The Eastern Mediterranean Vortex
In important ways, the future of the international security order is being shaped in the Eastern Mediterranean. A marginal theater during the Cold War, today the Eastern Mediterranean has moved from the periphery to the very center of global concerns. The land and sea space spanning the Levant, the Aegean, Egypt, and onward to Libya, is set to be a zone of persistent chaos and conflict. NATO, the EU, and others, including Russia and China, are now compelled to address the challenges of strategy in the Eastern Mediterranean. In the midst of this pervasive tension, there are a few positive opportunities, including the potential for a Cyprus settlement, Turkish-Israeli reconciliation, and cooperation regarding the region’s energy resources.
The Levant and North Africa are principal theaters in the struggle to contain and roll back violent Islamist groups bent on the control of territory and the export of terrorism.
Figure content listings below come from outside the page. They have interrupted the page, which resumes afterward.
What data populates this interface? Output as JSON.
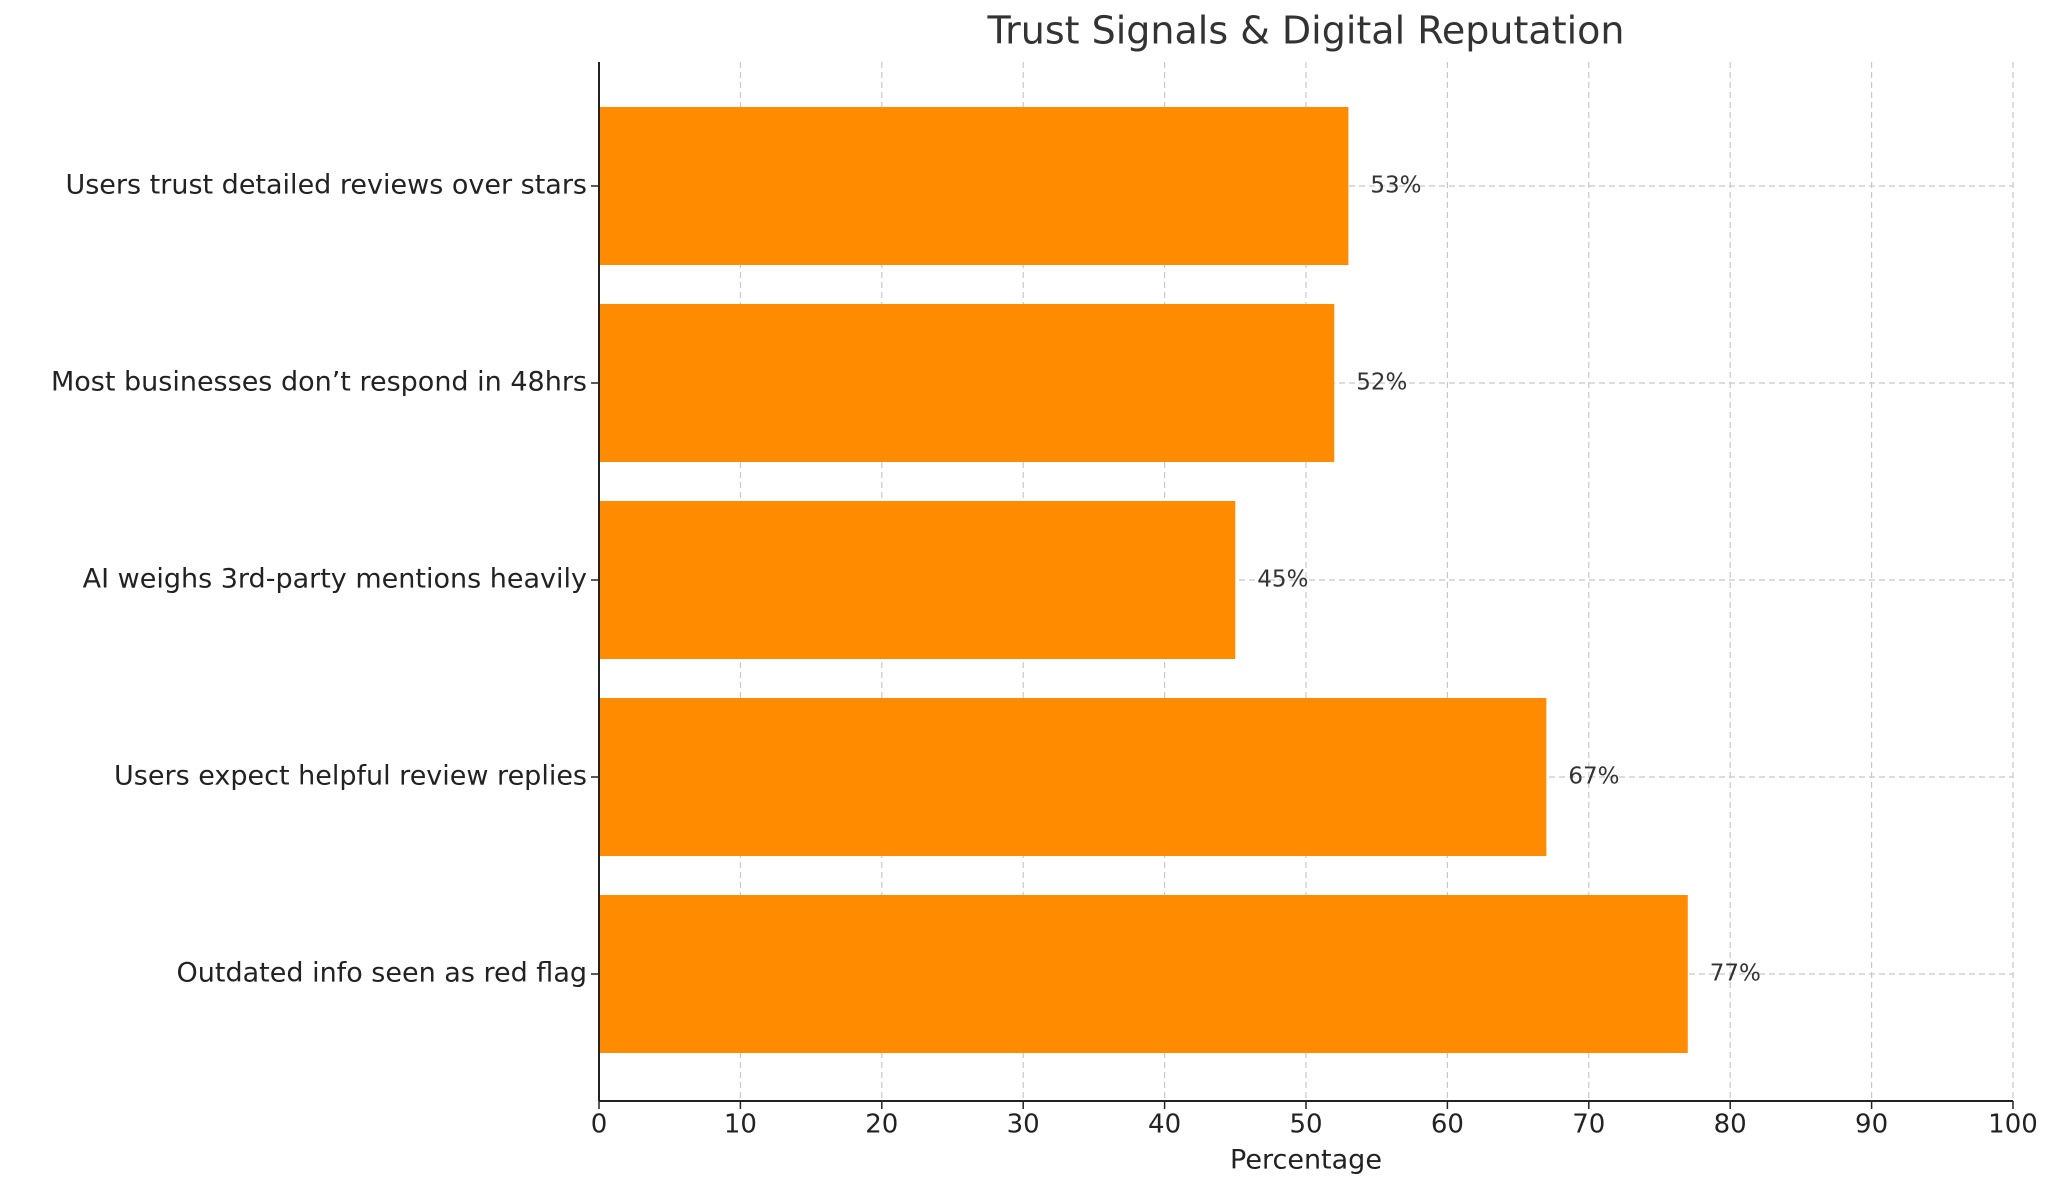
{
  "chart_data": {
    "type": "barh",
    "title": "Trust Signals & Digital Reputation",
    "x_label": "Percentage",
    "categories": [
      "Users trust detailed reviews over stars",
      "Most businesses don’t respond in 48hrs",
      "AI weighs 3rd-party mentions heavily",
      "Users expect helpful review replies",
      "Outdated info seen as red flag"
    ],
    "values": [
      53,
      52,
      45,
      67,
      77
    ],
    "value_labels": [
      "53%",
      "52%",
      "45%",
      "67%",
      "77%"
    ],
    "color": "#ff8c00",
    "xlim": [
      0,
      100
    ],
    "xticks": [
      0,
      10,
      20,
      30,
      40,
      50,
      60,
      70,
      80,
      90,
      100
    ],
    "grid": true
  }
}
The jihadist threat could also acquire a more significant maritime dimension. The maritime environment is a challenging one for terrorists who are used to operating ashore, but the threat from this quarter should not be exaggerated. Maritime security in the Mediterranean is among the most obvious areas for multilateral security cooperation led by NATO and the EU. Indeed, both are already engaged in this area, including NATO’s longstanding Operation Active Endeavour and the more recent deployment in support of refugee control in the Aegean.
The Eastern Mediterranean is the place where Europe’s post-enlargement external policy is being formed and tested. Migration will be a key factor in shaping the future of the European project, from the survival of the Schengen regime to foreign and security policy. The close connection to internal security and identity concerns within European societies gives the Mediterranean migration question a sharp edge in this time of populist politics and widespread disillusionment with elite projects and institutions.